<<Доченька моя родненькая… — всхлипывала Маня>>

— Доченька моя родненькая… — всхлипывала Маня, склонившись над крохотной девочкой, только что появившейся на свет. — Уже заранее сердце сжимается, ведь знаю, какова женская доля…

Новорожденная с жадностью приникла к материнской груди, морщась, когда капли слёз падали ей на щёчки. Но это не мешало ей сосредоточенно наслаждаться первым молоком.

В палату вошла медсестра, запахнув халат.

— А у нас тут что, ливень? — сурово заметила она. — Осторожнее, мать, ещё ребёнка в слезах утопишь. Что за страдания у тебя, а? Девочка родилась крепкая, здоровенькая, молоко у тебя — хоть раздавай. Радоваться надо, а не слёзы лить. Сама посмотри — всё ведь хорошо.

Маня будто бы очнулась от своих тревожных мыслей. Смахнула слёзы, натянуто улыбнулась — то ли малышке, то ли медсестре.

— Я и радуюсь, — прошептала она, — только как подумаю, что моя девочка может прожить ту же судьбу, что и все женщины нашего рода… сердце сжимается. Я ведь так надеялась, что будет мальчик — и на нём прервётся эта цепочка. А снова — девочка…

Она вздохнула, снова провела ладонью по лицу.

— Я даже не хотела знать пол ребёнка заранее — боялась расстроиться и передать это ребёнку.
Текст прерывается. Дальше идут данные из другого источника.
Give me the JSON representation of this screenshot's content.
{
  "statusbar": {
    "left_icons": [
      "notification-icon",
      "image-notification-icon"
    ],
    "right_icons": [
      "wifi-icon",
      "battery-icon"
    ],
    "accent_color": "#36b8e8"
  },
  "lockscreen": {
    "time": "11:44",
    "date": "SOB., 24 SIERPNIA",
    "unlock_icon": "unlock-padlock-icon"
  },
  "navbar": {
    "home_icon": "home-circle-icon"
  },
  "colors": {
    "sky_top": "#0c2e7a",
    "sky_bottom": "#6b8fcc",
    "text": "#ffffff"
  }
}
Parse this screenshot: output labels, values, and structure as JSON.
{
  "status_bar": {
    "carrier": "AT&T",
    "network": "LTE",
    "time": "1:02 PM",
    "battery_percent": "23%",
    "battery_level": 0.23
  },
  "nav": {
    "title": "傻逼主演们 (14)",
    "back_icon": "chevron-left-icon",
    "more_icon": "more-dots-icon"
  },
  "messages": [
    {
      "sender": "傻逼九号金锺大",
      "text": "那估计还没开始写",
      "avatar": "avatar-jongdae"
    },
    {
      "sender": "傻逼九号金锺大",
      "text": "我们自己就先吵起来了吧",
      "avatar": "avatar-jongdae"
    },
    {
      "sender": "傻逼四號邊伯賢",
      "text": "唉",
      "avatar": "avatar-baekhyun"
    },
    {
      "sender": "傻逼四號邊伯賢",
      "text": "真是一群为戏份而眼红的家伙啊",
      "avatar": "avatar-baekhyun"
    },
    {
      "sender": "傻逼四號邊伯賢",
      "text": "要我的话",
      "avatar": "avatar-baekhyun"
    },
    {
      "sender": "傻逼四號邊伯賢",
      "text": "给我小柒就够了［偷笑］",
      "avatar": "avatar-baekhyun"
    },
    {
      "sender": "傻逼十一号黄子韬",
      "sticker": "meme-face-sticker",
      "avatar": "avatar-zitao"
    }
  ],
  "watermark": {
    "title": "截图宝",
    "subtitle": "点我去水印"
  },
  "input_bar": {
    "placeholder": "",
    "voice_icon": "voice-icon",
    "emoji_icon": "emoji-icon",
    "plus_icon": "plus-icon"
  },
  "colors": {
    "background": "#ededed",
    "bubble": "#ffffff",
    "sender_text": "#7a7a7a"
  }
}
Все женщины у нас — одинокие, мужей не было. И рожаем мы сами, без опоры.

— Ты хорошая мать, — сказала медсестра мягче. — Только не стоит заранее прописывать судьбу дочери. Знаешь, как говорят — как корабль назовёшь, так он и поплывёт. Кстати, как назовёшь малышку?

Маня чуть заметно улыбнулась:

— Мама с бабушкой хотят, чтобы я назвала её Марией. У нас в роду это имя — как традиция: бабушка — Маруся, мама — Маша, я — Маня… Всё Марии. Но я недавно читала, что имя это может значить и “отвергнутая”. Нет, не хочу. Назову её Любой. Любовью. Пусть у неё будет совсем другая жизнь. Хотя, может, и не в имени дело…

Слёзы вновь выступили на глазах Мани.

— Всё, хватит уже судьбу дразнить, — почти ласково сказала медсестра. — Ребёнок здоров, ты тоже — значит, всё наладится. Ты ещё молода, может, и замуж выйдешь.

— Молодая? Мне тридцать девять. Никто не звал замуж, да и вряд ли позовёт. Вот и решила — рожу для себя. Время не ждёт…

— И правильно сделала. Посмотри, какая девочка родилась — силачище, красотка. Да сосёт так, что оторвать невозможно. С такой жаждой к жизни у вас всё будет хорошо. Главное — верь.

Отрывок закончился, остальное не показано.